What is the secret of doing well in your business? I think it's fair to say Nostromo is doing well - what's the secret of success?

"If only I knew that! Well, you definitely have to be fast. You have to focus very much. There are so many opportunities in mobile - it's a buzzword. Everyone here, like even big FMCGs [fast moving consumer goods] are starting to think about what they can do with mobile - how to use mobile to promote, I don't know, Coca Cola, whatever.

"There are those opportunities, but we need to do what we are doing, which is mobile entertainment including games. Not looking to the left, not looking to the right, doing what we do - that's it."

Tell us, or maybe even list please, what territories Nostromo operates in. And how does a company from the Czech Republic get into those territories? How has it happened for you?

"We very much position ourselves as someone who's really strong in central and eastern Europe. That was always our plan: we thought those emerging markets which were not that crowded at some point - they are much more crowded now, but three or four years ago it wasn't that bad...

"And we always treated this as our region as our territory. Nowadays we have headquarters here, we have a dedicated sales person in Warsaw, we have a dedicated person in Moscow, and we have a half-timer down in Croatia.

"We really cover central and eastern Europe, so everything east of Germany. Plus in some cases, like we have Garfield the Movie rights for the whole world, then of course we sell in Latin America, in Asia, in the US, which was very tough. We do that but the territory is central and eastern Europe."

Again, how hard have you found it to get into those markets?

"You really have to have a good portfolio. I wouldn't say it is easy then, but it helps you a lot. So the brands we have always had are something which opens the door. But then you have to perform. So opening the door is one thing, but then you have to have internal processes and things like, to meet the needs of your clients.

"Our major clients are carriers. Nowadays we work directly with 21 carriers within the territory. Each of them is different. Each of them has different expectations, different timing, and we have to find a way to orchestrate things internally, to be able to do things like launching Shrek simultaneously in 20 countries. We had to make it at the time of the premiere."

Is there anything about the Czech Republic that explains your success here? For instance, are there a lot of graduates in your area? Are there any reasons why Prague, why the Czech Republic?

"In the mobile sector what's very important is that the Czech Republic was always a very developed market, compared to countries in the Eastern Bloc. We very quickly reached 100 percent penetration of mobile devices.

"And Eurotel [now O2 Telefonica] especially was a carrier pioneering a lot of different technologies, from a global point of view. So that was a great testing ground. What works here we can, I wouldn't say very easily, but we can very nicely implement in places all around.

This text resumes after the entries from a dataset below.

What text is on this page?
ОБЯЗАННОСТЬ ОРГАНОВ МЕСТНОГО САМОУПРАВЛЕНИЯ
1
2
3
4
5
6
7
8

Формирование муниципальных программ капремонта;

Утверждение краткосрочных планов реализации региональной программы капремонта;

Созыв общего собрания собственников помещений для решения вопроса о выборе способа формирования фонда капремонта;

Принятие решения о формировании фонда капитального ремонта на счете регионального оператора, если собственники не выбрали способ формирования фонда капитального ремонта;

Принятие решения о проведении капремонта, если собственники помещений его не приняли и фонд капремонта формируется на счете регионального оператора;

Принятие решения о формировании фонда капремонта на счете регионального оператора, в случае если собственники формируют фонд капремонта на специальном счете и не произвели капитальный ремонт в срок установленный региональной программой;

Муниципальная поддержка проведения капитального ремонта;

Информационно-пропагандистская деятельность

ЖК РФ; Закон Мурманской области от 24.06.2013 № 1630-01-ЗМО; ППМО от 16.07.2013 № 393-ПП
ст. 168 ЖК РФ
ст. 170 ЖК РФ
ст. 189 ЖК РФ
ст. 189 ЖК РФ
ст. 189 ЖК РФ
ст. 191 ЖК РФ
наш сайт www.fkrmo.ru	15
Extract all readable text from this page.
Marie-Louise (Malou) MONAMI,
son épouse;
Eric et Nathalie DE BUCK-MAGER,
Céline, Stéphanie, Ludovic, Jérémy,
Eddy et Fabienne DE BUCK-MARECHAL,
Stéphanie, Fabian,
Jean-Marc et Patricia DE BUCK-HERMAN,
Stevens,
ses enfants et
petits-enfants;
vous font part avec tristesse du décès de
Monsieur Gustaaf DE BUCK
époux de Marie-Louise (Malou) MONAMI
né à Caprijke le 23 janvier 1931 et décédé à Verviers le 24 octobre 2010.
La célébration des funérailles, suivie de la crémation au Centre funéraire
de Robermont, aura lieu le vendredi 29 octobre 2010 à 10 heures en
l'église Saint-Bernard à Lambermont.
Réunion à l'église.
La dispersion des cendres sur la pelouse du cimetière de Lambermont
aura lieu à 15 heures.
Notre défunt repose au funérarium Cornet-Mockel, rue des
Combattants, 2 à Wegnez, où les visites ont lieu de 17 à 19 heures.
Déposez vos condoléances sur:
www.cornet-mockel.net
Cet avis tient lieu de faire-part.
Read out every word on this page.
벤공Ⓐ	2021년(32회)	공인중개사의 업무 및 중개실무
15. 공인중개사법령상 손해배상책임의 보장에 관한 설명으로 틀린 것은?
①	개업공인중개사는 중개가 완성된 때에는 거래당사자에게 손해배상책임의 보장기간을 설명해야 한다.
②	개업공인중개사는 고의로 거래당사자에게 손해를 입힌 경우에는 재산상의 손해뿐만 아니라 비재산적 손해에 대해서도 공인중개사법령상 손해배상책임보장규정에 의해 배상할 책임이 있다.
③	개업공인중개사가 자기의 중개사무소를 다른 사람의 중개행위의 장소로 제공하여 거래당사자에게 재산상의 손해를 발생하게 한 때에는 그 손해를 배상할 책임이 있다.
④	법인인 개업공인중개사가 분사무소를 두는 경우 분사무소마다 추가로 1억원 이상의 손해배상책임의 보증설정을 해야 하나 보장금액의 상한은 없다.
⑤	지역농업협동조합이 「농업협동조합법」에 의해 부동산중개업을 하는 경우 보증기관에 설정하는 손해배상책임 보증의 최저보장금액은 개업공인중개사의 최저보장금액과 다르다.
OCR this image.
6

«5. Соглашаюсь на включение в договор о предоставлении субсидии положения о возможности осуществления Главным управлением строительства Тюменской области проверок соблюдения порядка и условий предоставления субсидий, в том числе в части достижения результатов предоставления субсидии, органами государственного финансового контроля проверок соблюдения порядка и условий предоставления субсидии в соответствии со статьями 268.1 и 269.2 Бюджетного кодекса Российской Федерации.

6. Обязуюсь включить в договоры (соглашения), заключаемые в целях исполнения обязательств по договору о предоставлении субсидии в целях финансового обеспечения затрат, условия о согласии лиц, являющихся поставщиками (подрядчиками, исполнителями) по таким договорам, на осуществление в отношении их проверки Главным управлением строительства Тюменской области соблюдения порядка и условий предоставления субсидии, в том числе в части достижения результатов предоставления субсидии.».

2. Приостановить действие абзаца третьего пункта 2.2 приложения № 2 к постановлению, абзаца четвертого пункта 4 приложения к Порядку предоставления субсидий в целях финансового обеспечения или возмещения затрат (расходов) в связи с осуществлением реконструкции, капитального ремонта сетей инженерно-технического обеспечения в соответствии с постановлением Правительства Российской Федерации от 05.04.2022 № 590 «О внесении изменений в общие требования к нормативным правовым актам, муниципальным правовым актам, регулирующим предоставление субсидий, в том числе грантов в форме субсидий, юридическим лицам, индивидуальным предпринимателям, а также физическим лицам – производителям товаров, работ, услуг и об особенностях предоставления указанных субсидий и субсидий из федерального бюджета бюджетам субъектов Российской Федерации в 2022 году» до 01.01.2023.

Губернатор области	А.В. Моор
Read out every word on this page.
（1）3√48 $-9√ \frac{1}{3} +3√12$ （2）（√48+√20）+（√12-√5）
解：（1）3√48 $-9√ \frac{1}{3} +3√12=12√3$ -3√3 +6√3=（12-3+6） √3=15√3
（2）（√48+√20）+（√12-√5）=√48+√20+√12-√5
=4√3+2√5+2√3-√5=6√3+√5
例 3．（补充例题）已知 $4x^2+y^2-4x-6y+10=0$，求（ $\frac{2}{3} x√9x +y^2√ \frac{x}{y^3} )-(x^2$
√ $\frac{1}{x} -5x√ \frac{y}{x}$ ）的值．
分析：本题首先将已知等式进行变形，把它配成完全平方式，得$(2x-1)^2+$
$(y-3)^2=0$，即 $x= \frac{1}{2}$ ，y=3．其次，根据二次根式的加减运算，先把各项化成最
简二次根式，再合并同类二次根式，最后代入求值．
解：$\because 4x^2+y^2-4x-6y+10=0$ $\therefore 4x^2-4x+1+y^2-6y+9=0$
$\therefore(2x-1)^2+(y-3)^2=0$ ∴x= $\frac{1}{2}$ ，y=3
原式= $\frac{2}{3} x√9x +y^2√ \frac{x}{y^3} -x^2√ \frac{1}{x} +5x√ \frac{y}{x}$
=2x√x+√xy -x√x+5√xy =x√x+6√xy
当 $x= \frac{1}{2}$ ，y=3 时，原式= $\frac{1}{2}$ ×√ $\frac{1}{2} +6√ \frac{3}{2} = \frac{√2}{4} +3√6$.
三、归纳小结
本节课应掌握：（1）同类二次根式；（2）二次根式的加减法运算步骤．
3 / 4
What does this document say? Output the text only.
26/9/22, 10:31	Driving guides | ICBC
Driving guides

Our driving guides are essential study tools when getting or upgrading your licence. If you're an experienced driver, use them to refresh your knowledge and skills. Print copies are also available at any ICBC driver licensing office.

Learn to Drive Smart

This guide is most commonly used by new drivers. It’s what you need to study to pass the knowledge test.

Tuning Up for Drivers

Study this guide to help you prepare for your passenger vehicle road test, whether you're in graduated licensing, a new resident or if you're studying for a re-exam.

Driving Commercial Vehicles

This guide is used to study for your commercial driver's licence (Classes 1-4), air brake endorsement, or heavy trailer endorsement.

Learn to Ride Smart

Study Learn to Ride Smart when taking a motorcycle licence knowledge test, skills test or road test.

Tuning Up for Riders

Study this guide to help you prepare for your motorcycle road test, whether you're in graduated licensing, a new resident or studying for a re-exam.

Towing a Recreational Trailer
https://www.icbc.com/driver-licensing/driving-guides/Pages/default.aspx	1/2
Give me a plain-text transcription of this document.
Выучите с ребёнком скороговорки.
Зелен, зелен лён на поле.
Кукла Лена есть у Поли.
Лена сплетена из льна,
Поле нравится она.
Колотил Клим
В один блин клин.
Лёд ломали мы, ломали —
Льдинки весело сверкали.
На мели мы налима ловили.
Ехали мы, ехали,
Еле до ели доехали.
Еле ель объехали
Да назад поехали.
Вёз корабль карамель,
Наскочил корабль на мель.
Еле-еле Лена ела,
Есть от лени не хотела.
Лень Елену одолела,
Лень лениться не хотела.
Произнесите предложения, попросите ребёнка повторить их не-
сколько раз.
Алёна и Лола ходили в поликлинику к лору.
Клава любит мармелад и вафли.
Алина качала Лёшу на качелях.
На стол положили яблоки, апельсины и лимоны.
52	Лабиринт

"So the Czech Republic is strategically good. It's also good from the point of view that I have never met a partner who was not willing to come to Prague, to have a meeting here, to have a beer here. Prague has a very good name. I believe it would be much worse inviting them to Warsaw or some other place.

"On the other hand, nowadays a lot of global companies, regional companies have their development teams in Prague, or they are building new development teams here. So there is such big demand for IT engineers, for programmers, etc, that we also are thinking about having another team somewhere else. Because it's very, very tough these days."